Conway was thirty-seven. He had been at Baskul for two years, in a job which now, in the light of events, could be regarded as a persistent backing of the wrong horse. A stage of his life was finished; in a few weeks' time, or perhaps after a few months' leave in England, he would be sent somewhere else. Tokyo or Teheran, Manila or Muscat; people in his profession never knew what was coming. He had been ten years in the Consular Service, long enough to assess his own chances as shrewdly as he was apt to do those of others. He knew that the plums were not for him; but it was genuinely consoling, and not merely sour grapes, to reflect that he had no taste for plums. He preferred the less formal and more picturesque jobs that were on offer, and as these were often not good ones, it had doubtless seemed to others that he was playing his cards rather badly. Actually, he felt he had played them rather well; he had had a varied and moderately enjoyable decade.

He was tall, deeply bronzed, with brown short-cropped hair and slate-blue eyes. He was inclined to look severe and brooding until he laughed, and then (but it happened not so very often) he looked boyish. There was a slight nervous twitch near the left eye which was usually noticeable when he worked too hard or drank too much, and as he had been packing and destroying documents throughout the whole of the day and night preceding the evacuation, the twitch was very conspicuous when he climbed into the aeroplane. He was tired out, and overwhelmingly glad that he had contrived to be sent in the maharajah's luxurious airliner instead of in one of the crowded troop carriers. He spread himself indulgently in the basket seat as the plane soared aloft. He was the sort of man who, being used to major hardships, expected minor comforts by way of compensation. Cheerfully he might endure the rigors of the road to Samarkand, but from London to Paris he would spend his last tenner on the Golden Arrow.

It was after the flight had lasted more than an hour that Mallinson said he thought the pilot wasn't keeping a straight course. Mallinson sat immediately in front. He was a youngster in his middle twenties, pink-cheeked, intelligent without being intellectual, beset with public school limitations, but also with their excellences. Failure to pass an examination was the chief cause of his being sent to Baskul, where Conway had had six months of his company and had grown to like him.

But Conway did not want to make the effort that an aeroplane conversation demands. He opened his eyes drowsily and replied that whatever the course taken, the pilot presumably knew best.

Half an hour later, when weariness and the drone of the engine had lulled him nearly to sleep, Mallinson disturbed him again. "I say, Conway, I thought Fenner was piloting us?"

"Well, isn't he?"

"The chap turned his head just now and I'll swear it wasn't he."

"It's hard to tell, through that glass panel."

"I'd know Fenner's face anywhere."

"Well, then, it must be someone else. I don't see that it matters."

"But Fenner told me definitely that he was taking this machine."

"They must have changed their minds and given him one of the others."

"Well, who is this man, then?"

"My dear boy, how should I know? You don't suppose I've memorized the face of every flight lieutenant in the air force, do you?"

"I know a good many of them, anyway, but I don't recognize this fellow."

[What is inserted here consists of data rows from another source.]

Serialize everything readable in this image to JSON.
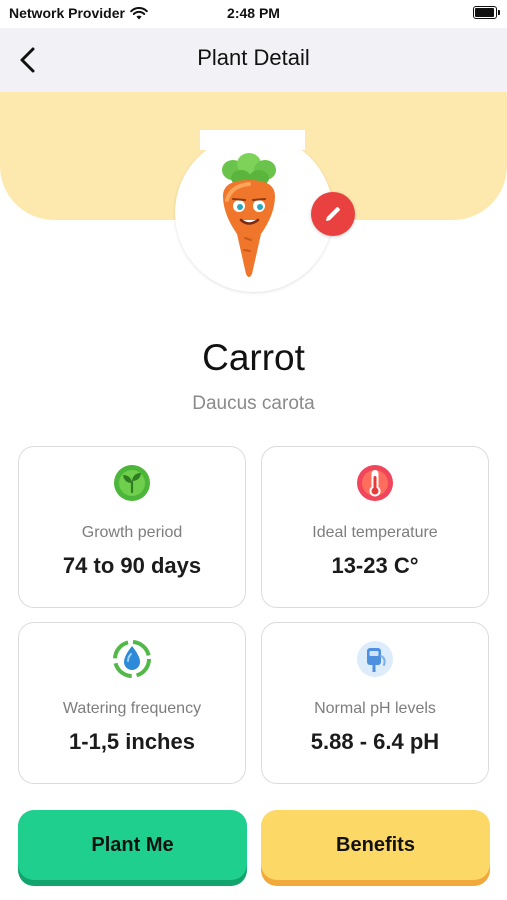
{
  "status_bar": {
    "carrier": "Network Provider",
    "time": "2:48 PM"
  },
  "nav": {
    "title": "Plant Detail"
  },
  "plant": {
    "name": "Carrot",
    "scientific_name": "Daucus carota"
  },
  "stats": [
    {
      "icon": "sprout-icon",
      "label": "Growth period",
      "value": "74 to 90 days"
    },
    {
      "icon": "thermometer-icon",
      "label": "Ideal temperature",
      "value": "13-23 C°"
    },
    {
      "icon": "water-drop-icon",
      "label": "Watering frequency",
      "value": "1-1,5 inches"
    },
    {
      "icon": "ph-meter-icon",
      "label": "Normal pH levels",
      "value": "5.88 - 6.4 pH"
    }
  ],
  "buttons": {
    "plant_me": "Plant Me",
    "benefits": "Benefits"
  },
  "colors": {
    "hero_band": "#fde8ad",
    "edit_button": "#e94040",
    "plant_me": "#1fcf8e",
    "benefits": "#fcd867"
  }
}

"Then he must belong to the minority whom you don't know." Conway smiled and added: "When we arrive in Peshawar very soon you can make his acquaintance and ask him all about himself."

"At this rate we shan't get to Peshawar at all. The man's right off his course. And I'm not surprised, either - flying so damned high he can't see where he is."

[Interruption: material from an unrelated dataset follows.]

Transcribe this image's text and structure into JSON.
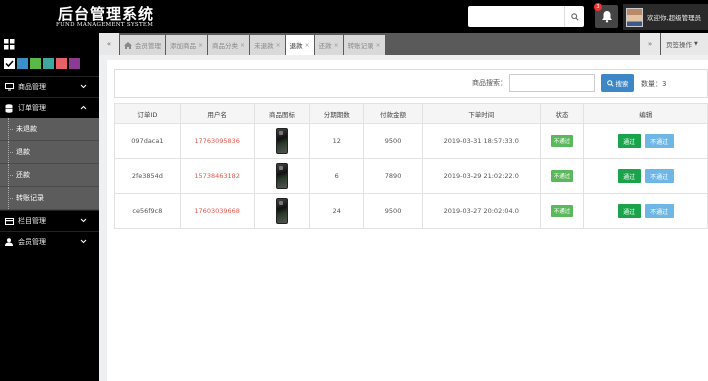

Conway was not bothering. He was used to air travel, and took things for granted. Besides, there was nothing particular he was eager to do when he got to Peshawar, and no one particular he was eager to see; so it was a matter of complete indifference to him whether the journey took four hours or six. He was unmarried; there would be no tender greetings on arrival. He had friends, and a few of them would probably take him to the club and stand him drinks; it was a pleasant prospect, but not one to sigh for in anticipation.